He indicated that he thinks of himself "not just" as a U.S. citizen, but as a "citizen of the world."
As a child, "I learned a lot about the dislocations, the packing up, the moving, saying goodbye to friends, meeting new friends, being in a foreign country," Kerry told the U.S. Embassy-London staff on Monday.
"And that experience, I’ll tell you, truly, is one that just lasts with you forever. I think back on the – such sense of independence that I gained and the confidence about meeting people in another country, seeing another culture, learning another language, and seeing the rest of the world.
"And in the end, we are not just – though we are proudly citizens of the United States of America, we are also citizens of the world."

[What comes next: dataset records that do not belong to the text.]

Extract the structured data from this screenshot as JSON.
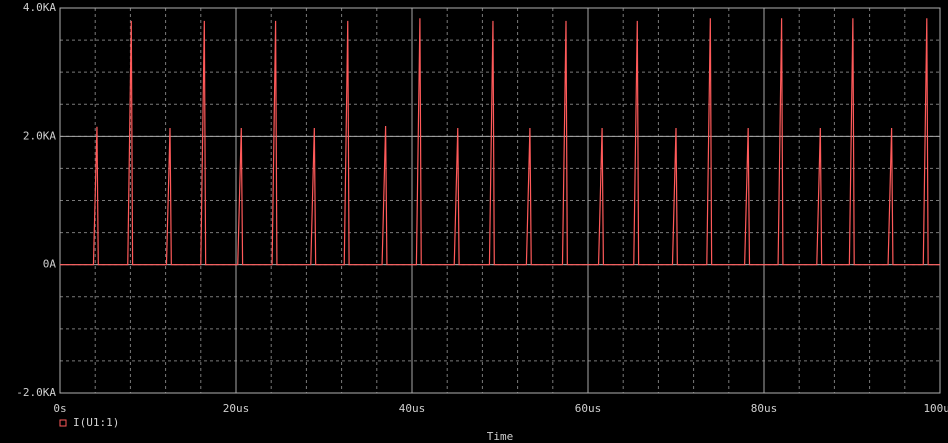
{
  "chart_data": {
    "type": "line",
    "xlabel": "Time",
    "x": [
      0,
      3.8,
      4.2,
      4.35,
      7.7,
      8.1,
      8.25,
      12.1,
      12.5,
      12.65,
      16.0,
      16.4,
      16.55,
      20.2,
      20.6,
      20.75,
      24.1,
      24.5,
      24.65,
      28.5,
      28.9,
      29.05,
      32.3,
      32.7,
      32.85,
      36.6,
      37.0,
      37.15,
      40.5,
      40.9,
      41.05,
      44.8,
      45.2,
      45.35,
      48.8,
      49.2,
      49.35,
      53.0,
      53.4,
      53.55,
      57.1,
      57.5,
      57.65,
      61.2,
      61.6,
      61.75,
      65.2,
      65.6,
      65.75,
      69.6,
      70.0,
      70.15,
      73.5,
      73.9,
      74.05,
      77.8,
      78.2,
      78.35,
      81.6,
      82.0,
      82.15,
      86.0,
      86.4,
      86.55,
      89.7,
      90.1,
      90.25,
      94.1,
      94.5,
      94.65,
      98.1,
      98.5,
      98.65,
      100
    ],
    "series": [
      {
        "name": "I(U1:1)",
        "color": "#ff5a5a",
        "values": [
          0,
          0,
          2.15,
          0,
          0,
          3.8,
          0,
          0,
          2.13,
          0,
          0,
          3.8,
          0,
          0,
          2.13,
          0,
          0,
          3.8,
          0,
          0,
          2.13,
          0,
          0,
          3.8,
          0,
          0,
          2.16,
          0,
          0,
          3.84,
          0,
          0,
          2.13,
          0,
          0,
          3.8,
          0,
          0,
          2.13,
          0,
          0,
          3.8,
          0,
          0,
          2.13,
          0,
          0,
          3.8,
          0,
          0,
          2.13,
          0,
          0,
          3.84,
          0,
          0,
          2.13,
          0,
          0,
          3.84,
          0,
          0,
          2.13,
          0,
          0,
          3.84,
          0,
          0,
          2.13,
          0,
          0,
          3.84,
          0,
          0
        ]
      }
    ],
    "xlim": [
      0,
      100
    ],
    "xticks": [
      {
        "value": 0,
        "label": "0s"
      },
      {
        "value": 20,
        "label": "20us"
      },
      {
        "value": 40,
        "label": "40us"
      },
      {
        "value": 60,
        "label": "60us"
      },
      {
        "value": 80,
        "label": "80us"
      },
      {
        "value": 100,
        "label": "100us"
      }
    ],
    "ylim": [
      -2,
      4
    ],
    "yticks": [
      {
        "value": -2,
        "label": "-2.0KA"
      },
      {
        "value": 0,
        "label": "0A"
      },
      {
        "value": 2,
        "label": "2.0KA"
      },
      {
        "value": 4,
        "label": "4.0KA"
      }
    ],
    "grid": true
  }
}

Kerry told the Embassy staff that foreign policy nowadays is "much tougher" than it used to be -- because "all those forces that got tampered down by totalitarianism during the 20th century have all been unleashed. And now you see the sectarianism, the tribalism, and nationalism and these individual aspirations, and it’s tougher with a lot of young people all communicating to each other through the internet and social media, all having these big aspirations and leaders that are fighting against modernity. That’s what’s going on."
Kerry told embassy employees the U.S. is making a difference around the world. He cited the fight against AIDS in Africa, help for earthquake victims in Haiti, and the war on drugs.